Going solar

This summer marked a permanent reduction in our power bills, with the joyful completion of a 7.6 kW solar array!  I’ve wanted to invest in solar for years, but shopping for a reasonably priced yet competent installer always ended up on the back burner.  Despite the desire to do good by the environment and participate in an emerging distributed grid of clean energy, the costs are quite substantial, and is has proven quite difficult to determine what the payback on such an investment would be.  Between state rebates, federal and state tax credits, depreciation, choices of flat or time-of-use metering, a stack of rates based on consumption, which change seasonally and will probably increase in the future, figuring out the payback required too many assumptions to give me confidence in the resulting numbers.

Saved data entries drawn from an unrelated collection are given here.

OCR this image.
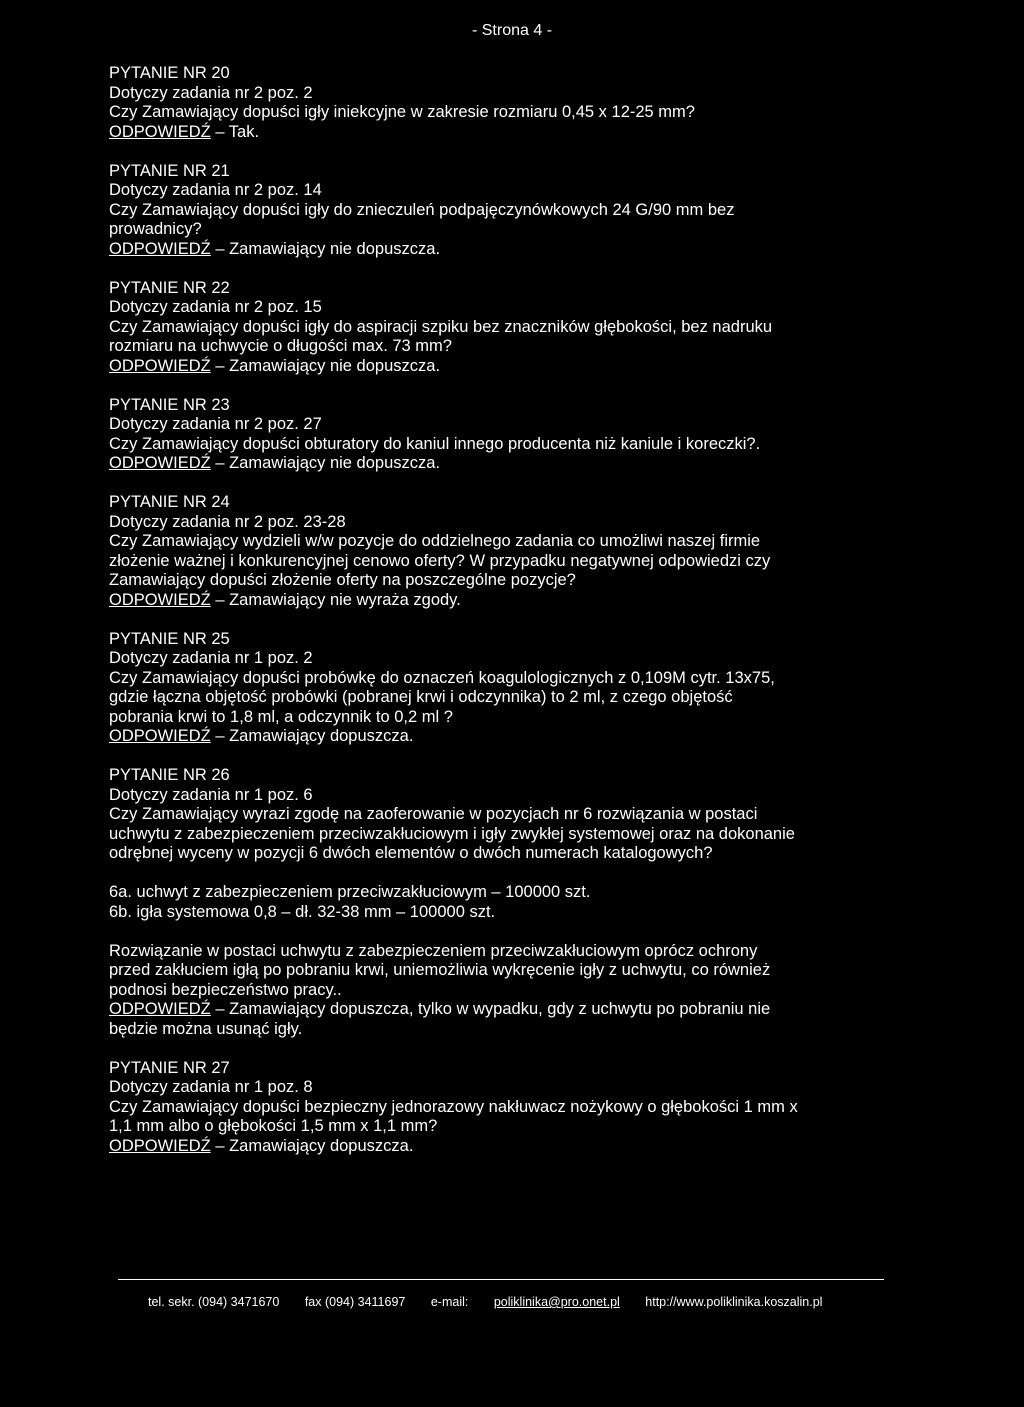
- Strona 4 -
PYTANIE NR 20
Dotyczy zadania nr 2 poz. 2
Czy Zamawiający dopuści igły iniekcyjne w zakresie rozmiaru 0,45 x 12-25 mm?
ODPOWIEDŹ – Tak.
PYTANIE NR 21
Dotyczy zadania nr 2 poz. 14
Czy Zamawiający dopuści igły do znieczuleń podpajęczynówkowych 24 G/90 mm bez
prowadnicy?
ODPOWIEDŹ – Zamawiający nie dopuszcza.
PYTANIE NR 22
Dotyczy zadania nr 2 poz. 15
Czy Zamawiający dopuści igły do aspiracji szpiku bez znaczników głębokości, bez nadruku
rozmiaru na uchwycie o długości max. 73 mm?
ODPOWIEDŹ – Zamawiający nie dopuszcza.
PYTANIE NR 23
Dotyczy zadania nr 2 poz. 27
Czy Zamawiający dopuści obturatory do kaniul innego producenta niż kaniule i koreczki?.
ODPOWIEDŹ – Zamawiający nie dopuszcza.
PYTANIE NR 24
Dotyczy zadania nr 2 poz. 23-28
Czy Zamawiający wydzieli w/w pozycje do oddzielnego zadania co umożliwi naszej firmie
złożenie ważnej i konkurencyjnej cenowo oferty? W przypadku negatywnej odpowiedzi czy
Zamawiający dopuści złożenie oferty na poszczególne pozycje?
ODPOWIEDŹ – Zamawiający nie wyraża zgody.
PYTANIE NR 25
Dotyczy zadania nr 1 poz. 2
Czy Zamawiający dopuści probówkę do oznaczeń koagulologicznych z 0,109M cytr. 13x75,
gdzie łączna objętość probówki (pobranej krwi i odczynnika) to 2 ml, z czego objętość
pobrania krwi to 1,8 ml, a odczynnik to 0,2 ml ?
ODPOWIEDŹ – Zamawiający dopuszcza.
PYTANIE NR 26
Dotyczy zadania nr 1 poz. 6
Czy Zamawiający wyrazi zgodę na zaoferowanie w pozycjach nr 6 rozwiązania w postaci
uchwytu z zabezpieczeniem przeciwzakłuciowym i igły zwykłej systemowej oraz na dokonanie
odrębnej wyceny w pozycji 6 dwóch elementów o dwóch numerach katalogowych?
6a. uchwyt z zabezpieczeniem przeciwzakłuciowym – 100000 szt.
6b. igła systemowa 0,8 – dł. 32-38 mm – 100000 szt.
Rozwiązanie w postaci uchwytu z zabezpieczeniem przeciwzakłuciowym oprócz ochrony
przed zakłuciem igłą po pobraniu krwi, uniemożliwia wykręcenie igły z uchwytu, co również
podnosi bezpieczeństwo pracy..
ODPOWIEDŹ – Zamawiający dopuszcza, tylko w wypadku, gdy z uchwytu po pobraniu nie
będzie można usunąć igły.
PYTANIE NR 27
Dotyczy zadania nr 1 poz. 8
Czy Zamawiający dopuści bezpieczny jednorazowy nakłuwacz nożykowy o głębokości 1 mm x
1,1 mm albo o głębokości 1,5 mm x 1,1 mm?
ODPOWIEDŹ – Zamawiający dopuszcza.
tel. sekr. (094) 3471670 fax (094) 3411697 e-mail: poliklinika@pro.onet.pl http://www.poliklinika.koszalin.pl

My enthusiasm to figure this all out was renewed on a visit to the Horton Iris Farm, where they have a new 3+kW roof-top system.  The installer, Coy Ware of Coy Solar, has been a friend of the Hortons for a long time, and has a long history of general contracting, electronics, and eco-friendly technologies, so it didn’t take long for us to analyze our usage, figure out the parameters of the system, and get underway.  We calculated the payback at somewhere between 4.5 and 9 years - a pretty wide range but that was the best we could do.  At either end, I was willing to invest though.  Coy devised clever ways to move materials and equipment around the site since it isn’t very accessible by machinery.  It took about 6 weeks of steady and at times heavy manual labor to construct and install the system on the hillside below our pool, especially to Coy’s standards of excellence!

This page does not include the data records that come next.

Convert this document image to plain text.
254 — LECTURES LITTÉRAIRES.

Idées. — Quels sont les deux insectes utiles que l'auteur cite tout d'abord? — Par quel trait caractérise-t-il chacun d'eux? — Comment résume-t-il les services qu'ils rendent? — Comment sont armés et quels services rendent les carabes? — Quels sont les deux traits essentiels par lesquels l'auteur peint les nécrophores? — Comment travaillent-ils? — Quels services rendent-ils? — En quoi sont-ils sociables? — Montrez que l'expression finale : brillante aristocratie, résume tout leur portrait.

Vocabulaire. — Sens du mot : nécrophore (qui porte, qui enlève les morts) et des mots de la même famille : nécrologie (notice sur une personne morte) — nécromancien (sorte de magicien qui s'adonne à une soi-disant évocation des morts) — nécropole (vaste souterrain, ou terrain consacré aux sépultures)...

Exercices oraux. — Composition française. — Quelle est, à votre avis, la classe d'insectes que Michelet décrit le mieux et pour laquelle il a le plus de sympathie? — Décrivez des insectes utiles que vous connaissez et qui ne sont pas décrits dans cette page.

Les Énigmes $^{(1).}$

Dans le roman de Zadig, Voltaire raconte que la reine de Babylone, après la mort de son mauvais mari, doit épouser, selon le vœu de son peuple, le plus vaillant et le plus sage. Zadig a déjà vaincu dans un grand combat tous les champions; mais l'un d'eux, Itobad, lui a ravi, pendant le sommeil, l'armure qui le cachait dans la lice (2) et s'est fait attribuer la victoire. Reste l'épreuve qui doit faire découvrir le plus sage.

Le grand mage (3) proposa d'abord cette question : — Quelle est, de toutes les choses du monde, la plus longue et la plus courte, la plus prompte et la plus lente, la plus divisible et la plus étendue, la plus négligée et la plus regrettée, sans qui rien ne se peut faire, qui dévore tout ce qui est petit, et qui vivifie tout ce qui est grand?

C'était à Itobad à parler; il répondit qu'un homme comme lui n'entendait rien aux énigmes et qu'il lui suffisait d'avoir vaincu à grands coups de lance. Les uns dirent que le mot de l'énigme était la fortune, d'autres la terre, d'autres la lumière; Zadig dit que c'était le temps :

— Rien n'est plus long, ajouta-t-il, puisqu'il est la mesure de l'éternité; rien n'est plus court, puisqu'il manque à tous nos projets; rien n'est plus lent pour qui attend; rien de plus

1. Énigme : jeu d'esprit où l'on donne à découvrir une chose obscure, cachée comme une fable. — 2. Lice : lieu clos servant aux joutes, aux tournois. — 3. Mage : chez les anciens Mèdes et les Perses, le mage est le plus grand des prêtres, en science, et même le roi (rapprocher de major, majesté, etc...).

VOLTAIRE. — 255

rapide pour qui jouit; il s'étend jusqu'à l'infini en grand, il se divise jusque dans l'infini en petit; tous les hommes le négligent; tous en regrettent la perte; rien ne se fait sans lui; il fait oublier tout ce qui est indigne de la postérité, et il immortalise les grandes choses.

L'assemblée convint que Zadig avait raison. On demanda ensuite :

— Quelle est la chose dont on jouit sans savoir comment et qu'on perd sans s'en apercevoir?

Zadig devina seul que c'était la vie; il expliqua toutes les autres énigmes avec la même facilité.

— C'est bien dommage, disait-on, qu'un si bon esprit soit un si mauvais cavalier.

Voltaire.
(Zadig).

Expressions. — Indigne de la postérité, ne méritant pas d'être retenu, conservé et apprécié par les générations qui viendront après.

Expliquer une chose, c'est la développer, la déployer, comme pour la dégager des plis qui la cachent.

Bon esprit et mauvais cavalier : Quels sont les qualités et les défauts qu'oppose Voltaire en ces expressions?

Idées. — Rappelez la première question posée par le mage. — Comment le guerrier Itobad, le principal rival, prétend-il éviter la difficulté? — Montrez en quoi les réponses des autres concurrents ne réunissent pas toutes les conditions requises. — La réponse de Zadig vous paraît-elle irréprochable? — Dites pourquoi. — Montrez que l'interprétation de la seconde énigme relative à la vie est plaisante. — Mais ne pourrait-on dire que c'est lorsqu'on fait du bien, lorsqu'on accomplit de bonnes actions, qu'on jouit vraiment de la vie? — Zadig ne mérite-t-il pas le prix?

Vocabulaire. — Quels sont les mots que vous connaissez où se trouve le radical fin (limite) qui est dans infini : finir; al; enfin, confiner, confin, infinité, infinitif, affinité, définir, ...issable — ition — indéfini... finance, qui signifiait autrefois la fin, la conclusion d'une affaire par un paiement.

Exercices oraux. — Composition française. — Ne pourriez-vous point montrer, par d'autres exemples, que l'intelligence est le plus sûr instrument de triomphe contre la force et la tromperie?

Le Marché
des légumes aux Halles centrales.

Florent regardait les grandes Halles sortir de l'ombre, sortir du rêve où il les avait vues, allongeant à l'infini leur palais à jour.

We switched it on about 6 weeks ago.  The system is a grid-tie, meaning that there are no batteries or other storage mechanism.  Excess power is pumped back into the grid, making the meter spin backwards - what a sight!

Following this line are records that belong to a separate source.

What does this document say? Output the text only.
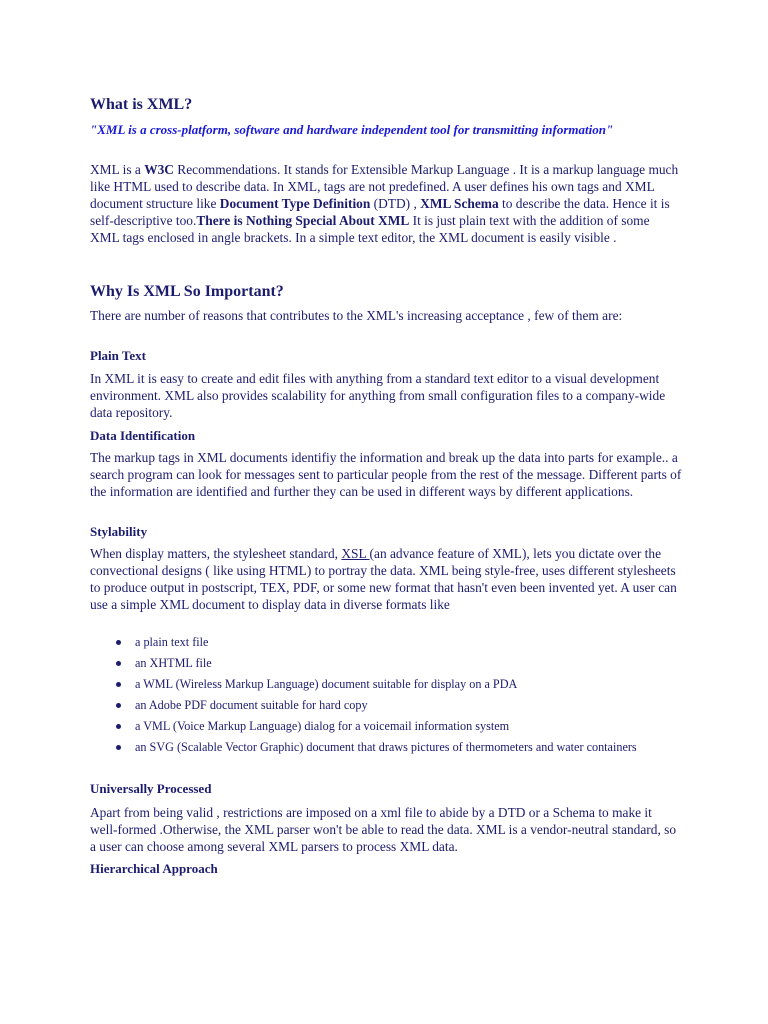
What is XML?
"XML is a cross-platform, software and hardware independent tool for transmitting information"
XML is a W3C Recommendations. It stands for Extensible Markup Language . It is a markup language much like HTML used to describe data. In XML, tags are not predefined. A user defines his own tags and XML document structure like Document Type Definition (DTD) , XML Schema to describe the data. Hence it is self-descriptive too.There is Nothing Special About XML It is just plain text with the addition of some XML tags enclosed in angle brackets. In a simple text editor, the XML document is easily visible .
Why Is XML So Important?
There are number of reasons that contributes to the XML's increasing acceptance , few of them are:
Plain Text
In XML it is easy to create and edit files with anything from a standard text editor to a visual development environment. XML also provides scalability for anything from small configuration files to a company-wide data repository.
Data Identification
The markup tags in XML documents identifiy the information and break up the data into parts for example.. a search program can look for messages sent to particular people from the rest of the message. Different parts of the information are identified and further they can be used in different ways by different applications.
Stylability
When display matters, the stylesheet standard, XSL (an advance feature of XML), lets you dictate over the convectional designs ( like using HTML) to portray the data. XML being style-free, uses different stylesheets to produce output in postscript, TEX, PDF, or some new format that hasn't even been invented yet. A user can use a simple XML document to display data in diverse formats like
a plain text file
an XHTML file
a WML (Wireless Markup Language) document suitable for display on a PDA
an Adobe PDF document suitable for hard copy
a VML (Voice Markup Language) dialog for a voicemail information system
an SVG (Scalable Vector Graphic) document that draws pictures of thermometers and water containers
Universally Processed
Apart from being valid , restrictions are imposed on a xml file to abide by a DTD or a Schema to make it well-formed .Otherwise, the XML parser won't be able to read the data. XML is a vendor-neutral standard, so a user can choose among several XML parsers to process XML data.
Hierarchical Approach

A new digital meter courtesy of the power company, and the System Lifetime readout on the solar has helped me keep track of how much I’ve saved - not a trivial proposition given the rate schedule involving baseline rates and increasingly expensive rates the higher over the baseline you go (the exact opposite of volume discounts).  I put together a rather complex spreadsheet simulating a virtual power bill and the resulting savings of $519.75 for the first 47 days.  Not factoring in the tax savings, a straight-line estimate at that rate puts the payback at around 8 years.  I hope to see that period shorten as rates rise (as they no doubt will within the timeframe), and the actual tax savings can be measured more accurately.  Over the life of the system, it should pay for itself many times over.

And the air is just a little clearer than it otherwise would have been. Those benefits will accrue for years as well.